# Hamilton K-475



## FuriousPig (Jun 17, 2009)

I know it's not electric but I think it belongs here.

Up for sale on the famous web auction site.

I have been waiting for one of these to come up for sale for some time. To my mind it is the best looking Hamilton watch ever made. Not sure if it was designed by Arbib but if it wasn't, it was defiantly inspired by him.

Looks like it will sell for some horrendous money since it's already at a good price & it's innards are goosed.

Worth a look if you have never seen one before.

Beautiful.


----------



## FuriousPig (Jun 17, 2009)

Somebody obviously made them an offer they couldn't refuse, wish I'd thought of that.
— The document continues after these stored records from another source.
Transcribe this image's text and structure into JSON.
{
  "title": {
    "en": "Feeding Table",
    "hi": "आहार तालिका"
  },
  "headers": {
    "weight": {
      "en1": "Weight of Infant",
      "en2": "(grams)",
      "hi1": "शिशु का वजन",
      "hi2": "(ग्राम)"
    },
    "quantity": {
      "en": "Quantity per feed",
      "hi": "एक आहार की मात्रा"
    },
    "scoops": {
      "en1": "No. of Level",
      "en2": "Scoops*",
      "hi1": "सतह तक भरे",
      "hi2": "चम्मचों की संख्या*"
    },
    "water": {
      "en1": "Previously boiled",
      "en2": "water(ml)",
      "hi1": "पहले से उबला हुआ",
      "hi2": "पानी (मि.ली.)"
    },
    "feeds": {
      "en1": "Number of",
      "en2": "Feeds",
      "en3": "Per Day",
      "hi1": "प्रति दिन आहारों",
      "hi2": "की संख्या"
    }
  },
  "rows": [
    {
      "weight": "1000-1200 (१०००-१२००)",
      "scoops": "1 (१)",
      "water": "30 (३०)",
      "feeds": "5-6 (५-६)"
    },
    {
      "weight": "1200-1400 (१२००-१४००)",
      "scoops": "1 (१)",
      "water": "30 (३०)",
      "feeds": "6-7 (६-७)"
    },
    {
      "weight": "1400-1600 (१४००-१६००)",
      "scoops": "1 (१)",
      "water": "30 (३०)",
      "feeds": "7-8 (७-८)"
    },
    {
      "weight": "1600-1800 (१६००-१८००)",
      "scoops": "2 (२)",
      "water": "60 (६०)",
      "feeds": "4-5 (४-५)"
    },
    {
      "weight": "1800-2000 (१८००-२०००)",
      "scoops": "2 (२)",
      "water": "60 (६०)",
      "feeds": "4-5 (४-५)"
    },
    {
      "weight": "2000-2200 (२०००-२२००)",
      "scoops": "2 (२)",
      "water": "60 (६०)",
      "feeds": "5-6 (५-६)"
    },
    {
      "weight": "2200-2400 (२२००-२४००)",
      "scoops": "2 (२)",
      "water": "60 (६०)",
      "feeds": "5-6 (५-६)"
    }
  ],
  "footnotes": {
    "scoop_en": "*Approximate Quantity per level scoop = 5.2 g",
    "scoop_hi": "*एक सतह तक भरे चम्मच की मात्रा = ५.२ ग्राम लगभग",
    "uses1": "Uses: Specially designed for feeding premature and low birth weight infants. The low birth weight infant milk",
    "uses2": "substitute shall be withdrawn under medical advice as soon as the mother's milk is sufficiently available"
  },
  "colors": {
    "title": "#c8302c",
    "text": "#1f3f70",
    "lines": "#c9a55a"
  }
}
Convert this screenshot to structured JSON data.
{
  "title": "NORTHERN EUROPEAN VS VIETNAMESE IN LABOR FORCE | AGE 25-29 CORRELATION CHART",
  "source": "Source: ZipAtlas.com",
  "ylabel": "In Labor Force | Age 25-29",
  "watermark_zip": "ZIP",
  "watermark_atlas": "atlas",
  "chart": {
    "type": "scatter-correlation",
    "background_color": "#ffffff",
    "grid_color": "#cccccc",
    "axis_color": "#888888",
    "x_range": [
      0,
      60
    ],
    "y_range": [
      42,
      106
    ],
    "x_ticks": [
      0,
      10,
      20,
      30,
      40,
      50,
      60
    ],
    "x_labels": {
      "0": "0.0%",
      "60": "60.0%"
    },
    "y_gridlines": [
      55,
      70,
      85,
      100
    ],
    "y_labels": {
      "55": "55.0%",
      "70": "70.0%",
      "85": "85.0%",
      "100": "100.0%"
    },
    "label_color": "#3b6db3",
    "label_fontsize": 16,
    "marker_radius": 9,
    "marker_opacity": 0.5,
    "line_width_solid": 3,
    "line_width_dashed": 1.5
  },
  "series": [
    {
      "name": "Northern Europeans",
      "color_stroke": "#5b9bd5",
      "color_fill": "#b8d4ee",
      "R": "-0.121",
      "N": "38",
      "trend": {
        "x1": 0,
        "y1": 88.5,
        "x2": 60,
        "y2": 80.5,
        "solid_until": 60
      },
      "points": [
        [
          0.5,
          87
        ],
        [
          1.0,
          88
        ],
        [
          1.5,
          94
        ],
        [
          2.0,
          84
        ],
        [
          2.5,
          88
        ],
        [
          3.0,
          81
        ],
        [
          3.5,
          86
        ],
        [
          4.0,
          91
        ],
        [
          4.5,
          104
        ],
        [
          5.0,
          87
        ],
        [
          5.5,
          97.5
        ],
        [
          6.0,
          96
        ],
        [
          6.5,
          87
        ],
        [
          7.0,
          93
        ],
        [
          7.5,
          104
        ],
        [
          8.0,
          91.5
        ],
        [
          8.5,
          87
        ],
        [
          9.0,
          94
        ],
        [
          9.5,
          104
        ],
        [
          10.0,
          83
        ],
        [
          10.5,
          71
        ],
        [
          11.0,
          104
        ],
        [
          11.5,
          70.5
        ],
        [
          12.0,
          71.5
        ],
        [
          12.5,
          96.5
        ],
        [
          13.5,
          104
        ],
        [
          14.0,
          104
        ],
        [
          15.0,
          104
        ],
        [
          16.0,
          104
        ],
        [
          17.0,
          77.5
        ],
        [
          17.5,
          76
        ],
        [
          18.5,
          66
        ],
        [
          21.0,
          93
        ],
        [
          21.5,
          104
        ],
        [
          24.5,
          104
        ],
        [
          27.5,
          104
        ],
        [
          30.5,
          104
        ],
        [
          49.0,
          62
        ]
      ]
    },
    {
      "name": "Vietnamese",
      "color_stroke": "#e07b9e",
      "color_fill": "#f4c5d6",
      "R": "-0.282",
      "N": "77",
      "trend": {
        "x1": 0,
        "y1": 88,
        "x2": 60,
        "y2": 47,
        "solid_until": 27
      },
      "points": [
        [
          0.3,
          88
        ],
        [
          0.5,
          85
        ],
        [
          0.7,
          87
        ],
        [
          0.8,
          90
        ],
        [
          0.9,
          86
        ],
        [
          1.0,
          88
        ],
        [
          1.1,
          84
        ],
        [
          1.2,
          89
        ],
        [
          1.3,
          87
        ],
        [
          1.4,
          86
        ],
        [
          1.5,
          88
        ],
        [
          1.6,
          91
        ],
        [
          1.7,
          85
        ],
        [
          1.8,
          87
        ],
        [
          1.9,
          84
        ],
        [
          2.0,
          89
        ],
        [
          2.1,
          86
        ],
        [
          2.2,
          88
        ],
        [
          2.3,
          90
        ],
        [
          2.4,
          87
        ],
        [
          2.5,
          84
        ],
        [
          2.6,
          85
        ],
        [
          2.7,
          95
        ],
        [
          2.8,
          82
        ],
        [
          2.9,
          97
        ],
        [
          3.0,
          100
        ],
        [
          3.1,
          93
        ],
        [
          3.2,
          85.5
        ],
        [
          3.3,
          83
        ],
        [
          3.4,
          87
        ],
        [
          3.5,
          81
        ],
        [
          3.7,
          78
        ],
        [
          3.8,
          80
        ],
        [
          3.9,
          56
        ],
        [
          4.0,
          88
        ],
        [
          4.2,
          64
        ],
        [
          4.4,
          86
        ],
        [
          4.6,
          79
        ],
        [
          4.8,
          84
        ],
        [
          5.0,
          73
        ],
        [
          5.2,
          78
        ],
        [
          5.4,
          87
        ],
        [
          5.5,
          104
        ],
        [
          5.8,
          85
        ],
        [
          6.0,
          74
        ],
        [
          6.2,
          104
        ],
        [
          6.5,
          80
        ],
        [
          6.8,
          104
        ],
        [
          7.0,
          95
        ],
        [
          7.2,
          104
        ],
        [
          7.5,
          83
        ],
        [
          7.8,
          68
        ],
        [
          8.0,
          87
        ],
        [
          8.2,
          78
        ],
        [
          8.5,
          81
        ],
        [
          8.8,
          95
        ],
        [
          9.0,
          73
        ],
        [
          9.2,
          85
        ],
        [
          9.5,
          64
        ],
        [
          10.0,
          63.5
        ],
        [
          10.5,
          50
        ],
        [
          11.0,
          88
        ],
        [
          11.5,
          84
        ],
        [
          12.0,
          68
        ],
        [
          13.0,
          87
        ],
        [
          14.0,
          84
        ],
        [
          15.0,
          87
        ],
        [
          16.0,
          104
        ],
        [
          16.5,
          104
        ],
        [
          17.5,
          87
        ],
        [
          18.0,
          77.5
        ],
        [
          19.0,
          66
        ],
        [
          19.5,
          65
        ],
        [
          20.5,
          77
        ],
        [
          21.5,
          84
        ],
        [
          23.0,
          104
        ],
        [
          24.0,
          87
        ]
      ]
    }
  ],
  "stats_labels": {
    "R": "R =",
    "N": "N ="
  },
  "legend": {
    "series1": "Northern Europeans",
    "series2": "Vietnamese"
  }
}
If it was someone from here please post shots of it when you refurb it, I'd love to see it.


----------



## martinus_scriblerus (Sep 29, 2008)

FuriousPig said:


> Somebody obviously made them an offer they couldn't refuse, wish I'd thought of that.
> 
> If it was someone from here please post shots of it when you refurb it, I'd love to see it.


I asked the guy to consider an offer from me. I heard NOTHING back. I am thinking that what may have happened is that another person posted an NOS movement on ebay (which is now sold). I am thinking that the seller may have bought the movement and stopped the auction to complete the watch before selling it again. I know the seller of the movement so I'll see if he will tell me the story.


----------